Women in Law: International Women’s Day
Today marks International Women’s Day and this blog summarises the evolution of women in law.
The progression of women in law has certainly not been a straightforward path.
How it Started
Law was traditionally a male-only industry. Women were permitted to study law but not to graduate at many universities from the late 1800’s, with UCL being the first university to admit women on an equal footing to men in 1878. Eliza Orme became the first woman to obtain a law degree in the UK in 1888, but she was not permitted to practice officially. Despite being able to take a law degree, women were effectively barred from participating in the legal profession and practicing in law in the UK until the introduction of the Sex Disqualification (Removal) Act of 1919, which enabled women to participate fully in civil life. Before this time, women were unable to become magistrates, jurors, barristers or solicitors, simply because of being female.
In 1922 Carrie Morrison made history by becoming the country’s first female solicitor and Helena Normanton the first practising female barrister. By 1931 there were only around 100 female solicitors. Rigid social norms meant that by 1969, there were still only 750 women with practicing certificates in England and Wales, and even fewer barristers. The woman’s place was largely seen as in the home and it was not widely socially accepted for women to practise in the industry. Until the 1980’s, it was generally assumed that female solicitors would leave their jobs when they got married or had children.

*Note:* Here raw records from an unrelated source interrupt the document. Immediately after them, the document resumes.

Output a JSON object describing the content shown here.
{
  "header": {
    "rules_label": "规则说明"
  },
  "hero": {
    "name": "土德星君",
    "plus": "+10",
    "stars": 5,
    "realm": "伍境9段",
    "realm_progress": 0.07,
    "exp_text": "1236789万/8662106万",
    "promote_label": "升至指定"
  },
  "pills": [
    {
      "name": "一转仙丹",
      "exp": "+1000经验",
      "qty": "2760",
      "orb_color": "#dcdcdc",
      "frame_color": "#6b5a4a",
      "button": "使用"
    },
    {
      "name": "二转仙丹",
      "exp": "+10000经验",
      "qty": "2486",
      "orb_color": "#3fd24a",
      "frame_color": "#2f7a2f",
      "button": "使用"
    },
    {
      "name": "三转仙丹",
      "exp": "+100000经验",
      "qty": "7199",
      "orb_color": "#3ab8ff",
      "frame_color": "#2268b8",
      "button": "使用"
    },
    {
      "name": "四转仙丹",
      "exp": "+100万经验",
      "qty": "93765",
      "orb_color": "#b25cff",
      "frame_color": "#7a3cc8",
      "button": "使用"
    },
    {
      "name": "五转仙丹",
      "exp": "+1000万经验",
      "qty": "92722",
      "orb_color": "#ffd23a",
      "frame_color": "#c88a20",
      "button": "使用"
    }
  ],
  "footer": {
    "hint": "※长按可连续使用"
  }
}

Taking this into account, it is therefore all the more remarkable that in the current day there are actually more practising female solicitors than men. Female lawyers have made up over 50% of new entrants to the profession since 1993 and it is therefore clear that women now see law as a very attractive career, highlighting how far society has progressed in the last three decades alone.
Women such as Baroness Hale, who served as President of the Supreme Court of the United Kingdom from 2017 until her retirement in 2020, have brought female lawyers to the forefront of our attention in recent times.
However, women still remain under-represented at the highest echelons of the industry. Research has shown a sharp drop-off in the number of women in positions the further the progression up the legal ranks. Whilst there are more women practicing law in the UK than men, only about a fifth of senior lawyers (or partners) are female. There are a number of possible reasons for this. Research shows that it’s not that women aren’t performing well, the success of women who go up for partnership is higher, but the issue is that there aren’t more women going for it in the first place. The introduction of more flexible working and the ability to work from home, more pertinent than ever during the current COVID-19 crisis, may help to ease some of the juggle between work and family life and ease this balance, but only time will tell.
It’s clear that whilst indisputably we have come a long way in the last century, we still have a long way to go.